Six Simple Questions to Create Clarity from Pat Lencioni

August 22, 2012

For the first time in the history of CARE for AIDS, I have the privilege of onboarding two new team members. Prior to these hires, Nick was really the only direct report that I had personally added to our U.S. team, but he already had two years of CFA experience in Kenya. Now, we have hired two new team members that we will introduce to you shortly. I get to help these two dynamic young ladies understand the history of the organization, our values, expectations, roles and responsibilities, strategies, norms, etc. When I started to run through this list in my mind, I started to feel overwhelmed by that responsibility. “Where do you begin?”

Pat Lencioni recently wrote a book called “The Advantage.” In short, the advantage he is referring to in the title is organizational health. In this day and age it is hard for an organization to differentiate itself on “Being Smart.” The world moves too fast to maintain an edge in areas of technology, marketing, strategy, etc., but we can stand apart by “Being Healthy.”

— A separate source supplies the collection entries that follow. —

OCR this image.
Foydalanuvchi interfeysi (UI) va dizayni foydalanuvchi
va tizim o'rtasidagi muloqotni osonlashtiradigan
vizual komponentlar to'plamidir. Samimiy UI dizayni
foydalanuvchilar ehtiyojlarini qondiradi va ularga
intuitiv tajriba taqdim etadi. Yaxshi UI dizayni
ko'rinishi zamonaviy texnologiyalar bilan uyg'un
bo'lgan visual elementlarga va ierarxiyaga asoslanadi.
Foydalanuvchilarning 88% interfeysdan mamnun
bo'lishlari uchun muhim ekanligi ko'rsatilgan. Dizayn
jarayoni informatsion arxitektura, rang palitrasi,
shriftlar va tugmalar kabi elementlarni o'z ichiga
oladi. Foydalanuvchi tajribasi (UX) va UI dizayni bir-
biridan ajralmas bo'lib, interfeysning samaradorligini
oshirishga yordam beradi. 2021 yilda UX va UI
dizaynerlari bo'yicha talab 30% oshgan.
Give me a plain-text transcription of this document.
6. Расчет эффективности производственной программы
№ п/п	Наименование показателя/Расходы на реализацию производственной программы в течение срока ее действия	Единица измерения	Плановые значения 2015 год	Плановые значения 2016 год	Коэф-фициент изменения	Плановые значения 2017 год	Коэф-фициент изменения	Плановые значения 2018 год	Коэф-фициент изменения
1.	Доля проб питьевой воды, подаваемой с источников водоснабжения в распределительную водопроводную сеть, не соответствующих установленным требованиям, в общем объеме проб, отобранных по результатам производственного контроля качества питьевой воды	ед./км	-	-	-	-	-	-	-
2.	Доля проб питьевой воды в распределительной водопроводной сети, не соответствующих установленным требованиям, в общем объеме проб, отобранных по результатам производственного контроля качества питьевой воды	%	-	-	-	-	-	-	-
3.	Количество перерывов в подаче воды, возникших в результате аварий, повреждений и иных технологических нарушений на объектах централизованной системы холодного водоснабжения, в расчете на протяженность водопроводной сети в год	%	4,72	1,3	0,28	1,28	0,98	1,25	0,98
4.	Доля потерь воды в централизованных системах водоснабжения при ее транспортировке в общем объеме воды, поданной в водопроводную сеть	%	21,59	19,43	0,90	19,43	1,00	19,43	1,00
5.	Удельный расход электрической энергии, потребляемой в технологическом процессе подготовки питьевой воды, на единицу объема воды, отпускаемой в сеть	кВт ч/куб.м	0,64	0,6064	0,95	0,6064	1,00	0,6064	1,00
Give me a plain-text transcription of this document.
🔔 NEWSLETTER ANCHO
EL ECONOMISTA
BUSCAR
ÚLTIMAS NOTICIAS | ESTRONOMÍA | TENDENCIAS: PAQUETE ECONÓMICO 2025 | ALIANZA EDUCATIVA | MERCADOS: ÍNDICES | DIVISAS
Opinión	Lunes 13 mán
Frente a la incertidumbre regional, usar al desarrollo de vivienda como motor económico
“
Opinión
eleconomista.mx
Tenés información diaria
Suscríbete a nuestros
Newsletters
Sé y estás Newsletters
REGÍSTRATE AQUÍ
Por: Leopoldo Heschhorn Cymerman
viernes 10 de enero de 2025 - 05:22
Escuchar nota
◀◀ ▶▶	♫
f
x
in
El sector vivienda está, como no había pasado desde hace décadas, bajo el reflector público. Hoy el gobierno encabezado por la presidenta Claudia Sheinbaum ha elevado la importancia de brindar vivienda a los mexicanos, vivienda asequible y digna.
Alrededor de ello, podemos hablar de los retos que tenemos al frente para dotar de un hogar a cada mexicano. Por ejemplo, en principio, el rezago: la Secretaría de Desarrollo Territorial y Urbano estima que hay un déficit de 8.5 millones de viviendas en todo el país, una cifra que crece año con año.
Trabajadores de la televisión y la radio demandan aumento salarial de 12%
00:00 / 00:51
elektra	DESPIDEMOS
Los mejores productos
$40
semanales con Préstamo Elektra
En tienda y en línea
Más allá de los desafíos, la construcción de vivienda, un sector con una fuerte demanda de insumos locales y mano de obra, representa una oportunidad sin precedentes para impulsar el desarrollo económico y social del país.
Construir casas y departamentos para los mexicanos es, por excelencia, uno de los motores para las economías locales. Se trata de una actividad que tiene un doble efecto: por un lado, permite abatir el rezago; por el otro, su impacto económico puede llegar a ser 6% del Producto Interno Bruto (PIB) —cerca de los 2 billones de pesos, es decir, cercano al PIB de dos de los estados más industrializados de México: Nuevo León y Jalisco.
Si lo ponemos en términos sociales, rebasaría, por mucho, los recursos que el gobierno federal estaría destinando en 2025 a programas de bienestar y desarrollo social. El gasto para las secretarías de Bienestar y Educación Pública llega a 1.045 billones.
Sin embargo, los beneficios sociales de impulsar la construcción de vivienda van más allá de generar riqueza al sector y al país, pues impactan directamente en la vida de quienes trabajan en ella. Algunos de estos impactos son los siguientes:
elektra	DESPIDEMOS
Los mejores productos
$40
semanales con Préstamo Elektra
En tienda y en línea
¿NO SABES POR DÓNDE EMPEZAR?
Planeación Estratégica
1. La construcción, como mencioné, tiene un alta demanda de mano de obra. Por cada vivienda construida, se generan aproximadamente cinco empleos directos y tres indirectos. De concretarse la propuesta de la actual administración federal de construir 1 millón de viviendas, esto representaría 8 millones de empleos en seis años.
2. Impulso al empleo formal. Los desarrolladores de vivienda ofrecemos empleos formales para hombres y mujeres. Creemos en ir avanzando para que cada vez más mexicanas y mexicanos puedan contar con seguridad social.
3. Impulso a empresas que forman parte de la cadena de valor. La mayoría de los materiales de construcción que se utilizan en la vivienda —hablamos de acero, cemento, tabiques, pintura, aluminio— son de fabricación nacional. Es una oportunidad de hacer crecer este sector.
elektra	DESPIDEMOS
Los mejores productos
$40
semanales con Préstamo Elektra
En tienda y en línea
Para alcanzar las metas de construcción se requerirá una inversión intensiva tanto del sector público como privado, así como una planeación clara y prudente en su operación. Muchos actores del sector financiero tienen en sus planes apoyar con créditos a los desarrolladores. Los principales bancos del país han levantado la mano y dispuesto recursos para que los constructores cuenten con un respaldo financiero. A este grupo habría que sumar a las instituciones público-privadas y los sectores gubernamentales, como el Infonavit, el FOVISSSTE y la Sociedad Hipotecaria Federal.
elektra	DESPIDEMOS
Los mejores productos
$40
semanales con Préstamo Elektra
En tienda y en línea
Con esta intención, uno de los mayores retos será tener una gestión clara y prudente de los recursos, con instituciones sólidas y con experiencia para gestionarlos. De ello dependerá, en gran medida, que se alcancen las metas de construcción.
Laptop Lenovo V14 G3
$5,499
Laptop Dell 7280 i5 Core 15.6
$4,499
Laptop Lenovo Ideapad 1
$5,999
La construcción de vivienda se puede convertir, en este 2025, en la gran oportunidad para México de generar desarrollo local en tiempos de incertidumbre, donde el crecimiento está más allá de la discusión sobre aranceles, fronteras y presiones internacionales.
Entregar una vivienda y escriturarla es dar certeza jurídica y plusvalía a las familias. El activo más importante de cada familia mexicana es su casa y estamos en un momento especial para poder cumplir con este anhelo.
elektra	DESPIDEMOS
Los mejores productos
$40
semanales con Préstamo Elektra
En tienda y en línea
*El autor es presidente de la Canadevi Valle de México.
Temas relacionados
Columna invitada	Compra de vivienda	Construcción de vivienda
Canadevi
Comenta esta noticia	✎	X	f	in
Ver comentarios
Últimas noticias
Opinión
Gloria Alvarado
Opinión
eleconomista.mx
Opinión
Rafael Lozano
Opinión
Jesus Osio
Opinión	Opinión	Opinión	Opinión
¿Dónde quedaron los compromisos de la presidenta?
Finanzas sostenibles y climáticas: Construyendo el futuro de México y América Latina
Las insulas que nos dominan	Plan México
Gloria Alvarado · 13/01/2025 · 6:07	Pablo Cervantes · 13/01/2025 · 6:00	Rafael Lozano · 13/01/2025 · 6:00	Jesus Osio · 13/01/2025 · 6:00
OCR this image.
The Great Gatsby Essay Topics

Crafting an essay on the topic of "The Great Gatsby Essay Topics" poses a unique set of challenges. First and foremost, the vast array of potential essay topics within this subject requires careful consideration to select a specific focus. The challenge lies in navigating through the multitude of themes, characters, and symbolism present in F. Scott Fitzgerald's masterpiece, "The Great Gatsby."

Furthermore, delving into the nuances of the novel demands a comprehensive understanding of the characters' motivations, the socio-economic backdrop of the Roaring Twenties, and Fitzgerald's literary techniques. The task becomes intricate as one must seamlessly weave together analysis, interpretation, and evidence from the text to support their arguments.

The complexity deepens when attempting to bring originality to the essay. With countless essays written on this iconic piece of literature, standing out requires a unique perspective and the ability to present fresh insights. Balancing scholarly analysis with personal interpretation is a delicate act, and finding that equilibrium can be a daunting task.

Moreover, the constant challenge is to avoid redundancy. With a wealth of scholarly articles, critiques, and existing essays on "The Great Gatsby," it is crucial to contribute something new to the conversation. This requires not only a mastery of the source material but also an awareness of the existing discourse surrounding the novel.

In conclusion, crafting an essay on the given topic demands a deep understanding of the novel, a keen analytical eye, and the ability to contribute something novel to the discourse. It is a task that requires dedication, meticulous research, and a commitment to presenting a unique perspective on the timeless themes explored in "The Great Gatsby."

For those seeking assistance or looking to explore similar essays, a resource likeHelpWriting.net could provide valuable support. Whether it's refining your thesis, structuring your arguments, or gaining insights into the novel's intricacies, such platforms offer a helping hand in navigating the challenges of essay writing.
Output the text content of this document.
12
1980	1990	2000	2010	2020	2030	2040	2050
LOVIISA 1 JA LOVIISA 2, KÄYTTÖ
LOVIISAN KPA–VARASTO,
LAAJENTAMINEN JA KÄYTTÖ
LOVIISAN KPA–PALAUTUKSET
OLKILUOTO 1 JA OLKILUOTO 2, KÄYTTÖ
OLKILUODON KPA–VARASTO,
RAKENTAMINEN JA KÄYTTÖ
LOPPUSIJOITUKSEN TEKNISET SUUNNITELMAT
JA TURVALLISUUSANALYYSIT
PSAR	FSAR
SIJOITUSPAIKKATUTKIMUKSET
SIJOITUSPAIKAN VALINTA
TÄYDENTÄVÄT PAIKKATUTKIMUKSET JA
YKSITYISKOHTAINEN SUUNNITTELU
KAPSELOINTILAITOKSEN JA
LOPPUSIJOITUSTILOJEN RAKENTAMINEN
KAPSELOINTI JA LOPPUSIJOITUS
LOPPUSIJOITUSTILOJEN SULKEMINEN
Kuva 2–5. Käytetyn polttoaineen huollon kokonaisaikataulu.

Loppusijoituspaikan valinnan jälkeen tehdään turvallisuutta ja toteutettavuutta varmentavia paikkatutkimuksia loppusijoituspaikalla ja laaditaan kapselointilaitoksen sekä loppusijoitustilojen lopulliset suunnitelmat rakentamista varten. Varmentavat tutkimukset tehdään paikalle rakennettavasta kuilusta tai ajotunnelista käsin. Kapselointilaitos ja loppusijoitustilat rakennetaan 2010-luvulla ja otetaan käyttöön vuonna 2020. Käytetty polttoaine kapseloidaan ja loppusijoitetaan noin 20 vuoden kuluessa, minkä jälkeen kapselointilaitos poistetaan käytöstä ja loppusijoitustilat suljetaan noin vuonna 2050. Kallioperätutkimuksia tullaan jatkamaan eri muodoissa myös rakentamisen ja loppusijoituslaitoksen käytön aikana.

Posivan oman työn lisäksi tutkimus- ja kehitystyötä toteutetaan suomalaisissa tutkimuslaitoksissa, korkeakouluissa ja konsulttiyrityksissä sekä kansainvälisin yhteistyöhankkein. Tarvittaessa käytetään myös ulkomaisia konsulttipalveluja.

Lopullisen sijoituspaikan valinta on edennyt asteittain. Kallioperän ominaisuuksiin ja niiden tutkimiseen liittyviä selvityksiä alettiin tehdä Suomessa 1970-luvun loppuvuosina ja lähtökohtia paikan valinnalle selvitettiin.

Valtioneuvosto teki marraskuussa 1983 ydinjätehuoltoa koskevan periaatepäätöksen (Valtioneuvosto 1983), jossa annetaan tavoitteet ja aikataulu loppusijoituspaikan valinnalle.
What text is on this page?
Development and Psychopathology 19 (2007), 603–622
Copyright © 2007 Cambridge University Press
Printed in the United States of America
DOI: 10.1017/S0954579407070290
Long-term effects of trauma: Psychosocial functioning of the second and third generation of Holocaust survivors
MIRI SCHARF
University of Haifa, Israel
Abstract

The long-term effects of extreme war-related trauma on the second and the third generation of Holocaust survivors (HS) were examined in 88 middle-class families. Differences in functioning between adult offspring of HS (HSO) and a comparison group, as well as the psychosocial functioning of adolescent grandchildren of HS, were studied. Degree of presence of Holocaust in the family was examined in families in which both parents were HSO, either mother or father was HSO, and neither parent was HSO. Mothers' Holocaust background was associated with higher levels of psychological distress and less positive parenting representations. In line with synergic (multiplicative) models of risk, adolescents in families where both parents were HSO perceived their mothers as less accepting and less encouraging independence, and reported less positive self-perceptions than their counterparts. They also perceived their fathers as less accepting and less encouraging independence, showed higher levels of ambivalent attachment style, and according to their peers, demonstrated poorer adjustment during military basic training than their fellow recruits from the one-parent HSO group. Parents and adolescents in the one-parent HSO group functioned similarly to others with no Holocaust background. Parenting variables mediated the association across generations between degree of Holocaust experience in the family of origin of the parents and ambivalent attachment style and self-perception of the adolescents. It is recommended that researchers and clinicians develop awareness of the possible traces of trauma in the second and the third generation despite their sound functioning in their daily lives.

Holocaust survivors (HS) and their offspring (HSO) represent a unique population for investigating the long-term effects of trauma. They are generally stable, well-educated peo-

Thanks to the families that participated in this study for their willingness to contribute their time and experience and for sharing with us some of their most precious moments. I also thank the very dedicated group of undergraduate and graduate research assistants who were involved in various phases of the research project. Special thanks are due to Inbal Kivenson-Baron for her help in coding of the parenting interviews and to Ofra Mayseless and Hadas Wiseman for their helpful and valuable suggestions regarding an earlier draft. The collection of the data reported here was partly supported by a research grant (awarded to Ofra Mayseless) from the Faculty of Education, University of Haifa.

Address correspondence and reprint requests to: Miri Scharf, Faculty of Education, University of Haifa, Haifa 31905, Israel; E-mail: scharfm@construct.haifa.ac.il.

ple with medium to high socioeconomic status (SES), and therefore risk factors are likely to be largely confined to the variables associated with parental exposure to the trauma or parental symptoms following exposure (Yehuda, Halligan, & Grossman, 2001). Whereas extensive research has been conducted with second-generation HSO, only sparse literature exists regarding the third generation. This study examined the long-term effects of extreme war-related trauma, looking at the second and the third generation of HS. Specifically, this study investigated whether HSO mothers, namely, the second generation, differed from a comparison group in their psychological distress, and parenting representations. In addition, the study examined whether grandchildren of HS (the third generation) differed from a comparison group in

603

Lencioni talks about four disciplines to build a healthy organization. The second of those disciplines is “Create Clarity.” He offers us six simple questions that every team member must reach clarity and alignment on to avoid confusion, frustration, and discouragement. This process of hiring new staff has forced me to revisit these questions to make sure that I have 100% clarity on them, so that I can, in turn, communicate them clearly to others.


  1. Why do we exist?   Check out my previous blog to understand our core mission.
  2. How do we behave?   What are the one or two values that are so foundational to who you are that you won’t compromise them at any cost? In Pat’s example, he told the story of a disgruntled Southwest Airlines passenger who was not amused by the antics during the safety briefing on the flight and sent a complaint letter. Humor has always been a value of Southwest, and Herb Kelleher, the former CEO, sent this lady a simple response saying, “We will miss you.”
  3. What do we do?    Simply, does everyone understand the organization and its work? Learn more about our model here.
  4. How will we succeed?   This involves creating and agreeing on a set of strategies to achieve the organization’s long-term vision.
  5. What is most important, right now?   The team must be unified around the short-term goals and the tactics needed to accomplish them.
  6. Who must do what?    Some might argue that, for leaders, this is the most important question to get right. We must clearly assign and define the roles and responsibilities of our team.

Lastly, it is important to remember that this process of creating clarity doesn’t just happen once when you add a person to your team. It must be reinforced regularly. Samuel Johnson once said, “People need to be reminded more often than they need to be instructed.” I have a tendency to under-communicate because redundancy seems inefficient, but redundancy is very necessary to avoid confusion in an organization. To paraphrase Pat , “If your employees can’t do a good impression of you, you aren’t communicating your values enough.”